When looping through the array of chunks, we use the OpenAI embeddings endpoint and the text-embedding-ada-002 model. This model returns a vector of length 1536. For each chunk, a :Chunk node is created in the Neo4j store and connected to the corresponding :Page node. The vector is added to the :Chunk node and will be automatically indexed.

Run the vector search in the Graphileon user interface

To test whether everything works fine, we created a small configuration in the Graphileon UI. It consists of an InputView in which the user enters a query, a Request to the OpenAI embeddings endpoint (that returns the embedding of the query), a Query with a statement to retrieve the nearest :Chunk nodes, and a TableView to display the results.

If we want to use the nearest chunks as our data source for a meaningful conversation in ChatGPT, we have to make sure that ChatGPT can access our vector search.

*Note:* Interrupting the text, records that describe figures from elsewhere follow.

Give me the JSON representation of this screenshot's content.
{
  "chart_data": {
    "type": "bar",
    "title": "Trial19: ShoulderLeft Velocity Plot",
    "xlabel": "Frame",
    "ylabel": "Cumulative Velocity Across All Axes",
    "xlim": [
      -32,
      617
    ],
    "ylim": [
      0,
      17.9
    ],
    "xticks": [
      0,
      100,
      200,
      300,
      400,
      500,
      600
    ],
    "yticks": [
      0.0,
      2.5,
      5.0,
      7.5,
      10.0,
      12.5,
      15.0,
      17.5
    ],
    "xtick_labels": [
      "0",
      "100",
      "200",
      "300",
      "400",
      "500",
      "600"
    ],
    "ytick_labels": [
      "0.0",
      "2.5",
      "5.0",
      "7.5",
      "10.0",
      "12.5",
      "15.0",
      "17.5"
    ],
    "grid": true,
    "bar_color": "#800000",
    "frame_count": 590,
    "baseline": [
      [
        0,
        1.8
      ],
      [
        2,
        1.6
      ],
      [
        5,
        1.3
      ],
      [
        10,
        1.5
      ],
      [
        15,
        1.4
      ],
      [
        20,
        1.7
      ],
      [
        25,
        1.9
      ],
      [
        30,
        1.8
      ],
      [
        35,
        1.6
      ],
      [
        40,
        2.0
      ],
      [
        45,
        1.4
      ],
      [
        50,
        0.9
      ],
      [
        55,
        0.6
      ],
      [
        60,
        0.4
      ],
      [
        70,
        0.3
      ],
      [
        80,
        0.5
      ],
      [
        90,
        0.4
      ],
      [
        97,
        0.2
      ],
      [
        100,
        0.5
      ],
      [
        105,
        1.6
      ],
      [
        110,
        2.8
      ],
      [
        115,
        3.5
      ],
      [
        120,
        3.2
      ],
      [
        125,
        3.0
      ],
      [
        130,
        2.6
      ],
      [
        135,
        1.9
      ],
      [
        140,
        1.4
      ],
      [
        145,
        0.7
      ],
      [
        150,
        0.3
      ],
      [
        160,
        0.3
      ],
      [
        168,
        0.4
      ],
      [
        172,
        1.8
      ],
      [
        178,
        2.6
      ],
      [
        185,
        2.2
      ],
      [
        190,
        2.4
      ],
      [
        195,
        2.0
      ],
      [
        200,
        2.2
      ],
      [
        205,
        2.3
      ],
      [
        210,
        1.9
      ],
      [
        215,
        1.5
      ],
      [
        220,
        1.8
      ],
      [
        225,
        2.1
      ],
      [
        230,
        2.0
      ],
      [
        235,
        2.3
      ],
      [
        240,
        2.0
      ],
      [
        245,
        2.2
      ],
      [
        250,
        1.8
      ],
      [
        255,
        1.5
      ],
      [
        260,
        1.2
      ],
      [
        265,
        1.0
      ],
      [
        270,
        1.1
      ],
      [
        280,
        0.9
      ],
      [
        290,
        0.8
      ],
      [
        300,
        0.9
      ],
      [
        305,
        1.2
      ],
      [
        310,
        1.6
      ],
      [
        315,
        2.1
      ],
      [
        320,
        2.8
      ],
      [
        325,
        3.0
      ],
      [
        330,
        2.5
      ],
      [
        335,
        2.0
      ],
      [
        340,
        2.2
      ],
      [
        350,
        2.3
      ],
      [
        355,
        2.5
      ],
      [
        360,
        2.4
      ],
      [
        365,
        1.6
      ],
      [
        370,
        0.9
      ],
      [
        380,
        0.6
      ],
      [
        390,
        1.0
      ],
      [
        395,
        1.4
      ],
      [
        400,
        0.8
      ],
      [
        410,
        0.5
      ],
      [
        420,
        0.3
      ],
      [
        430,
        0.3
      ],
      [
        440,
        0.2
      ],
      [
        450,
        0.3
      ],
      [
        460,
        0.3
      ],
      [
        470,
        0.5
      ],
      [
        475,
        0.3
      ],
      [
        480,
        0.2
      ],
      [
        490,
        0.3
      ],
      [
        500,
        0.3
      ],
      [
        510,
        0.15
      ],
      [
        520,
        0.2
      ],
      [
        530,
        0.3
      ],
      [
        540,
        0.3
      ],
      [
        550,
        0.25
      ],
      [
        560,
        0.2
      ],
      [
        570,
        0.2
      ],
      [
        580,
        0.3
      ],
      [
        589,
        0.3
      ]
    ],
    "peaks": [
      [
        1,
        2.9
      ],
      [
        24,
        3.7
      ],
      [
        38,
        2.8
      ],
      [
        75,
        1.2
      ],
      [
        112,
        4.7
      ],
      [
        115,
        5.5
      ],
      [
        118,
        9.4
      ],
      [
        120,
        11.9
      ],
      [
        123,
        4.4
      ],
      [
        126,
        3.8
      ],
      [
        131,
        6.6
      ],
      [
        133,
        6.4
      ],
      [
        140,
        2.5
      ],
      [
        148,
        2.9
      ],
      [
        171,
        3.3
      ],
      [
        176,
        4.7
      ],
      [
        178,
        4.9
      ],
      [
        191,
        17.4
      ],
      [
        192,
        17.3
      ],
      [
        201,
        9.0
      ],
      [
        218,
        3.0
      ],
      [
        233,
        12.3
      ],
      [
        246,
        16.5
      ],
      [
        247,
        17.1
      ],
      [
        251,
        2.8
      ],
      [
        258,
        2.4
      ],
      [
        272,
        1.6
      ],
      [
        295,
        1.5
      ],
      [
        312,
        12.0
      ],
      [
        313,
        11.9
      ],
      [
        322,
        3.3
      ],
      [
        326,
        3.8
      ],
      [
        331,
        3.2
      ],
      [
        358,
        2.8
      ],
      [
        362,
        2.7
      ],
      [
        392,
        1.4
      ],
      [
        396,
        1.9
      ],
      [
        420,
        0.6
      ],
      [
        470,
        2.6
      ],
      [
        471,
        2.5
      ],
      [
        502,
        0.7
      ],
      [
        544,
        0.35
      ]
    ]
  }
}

This is our next step.

Set up a public API endpoint in Graphileon

The public API endpoint that we will be setting up takes the query as a parameter q, and it will return the content of the 10 nearest nodes (based on cosine similarity). The Graphileon configuration consists of an API function (the endpoint), a Request (to create an embedding of the query and a Query that returns the contents of the 10 nearest :Chunk nodes. Contrary to the test setup above, the result is not sent to a TableView, but as a response to the API function, which will forward it to the caller.

The API function has a property iaName with value “query“, which determines the address of the endpoint. So, in our case the GET request looks like this:
https://mycloudinstance.graphileon.app/api/app/query?q=myQuery

The fun part! Have a conversation with ChatGPT

As we will make calls to endpoints, we are using the Link Reader plugin in combination with GPT-4.

This is pretty OK, so we asked ChatGPT to dive into our documentation:

It missed the Query function, so we told ChatGPT to try again and provide some additional information

Which is pretty awesome.

To further test whether ChatGPT really limits its response to what it can find in the context that the endpoint returns, and to confirm that we can handle a dynamic dataset, we added another page of content to the knowledge base:

After the embedding was created, we continued our conversation with ChatGPT:

Conclusion

With under 20 Graphileon functions, we were able to set up a production-ready RAG configuration that returns relevant results from a dynamic dataset, leveraging the latest innovations in the field of graph databases, vector search, and generative AI. It’s a very cost-effective and efficient approach in situations where resources for finetuning LLMs are lacking. Graphileon’s powerful standard functions and lowcode, graph based function-trigger infrastructure not only allowed us to build the integration with Neo4j and ChatGPT in a couple of hours but also ensured the integration with a far wider range of applications.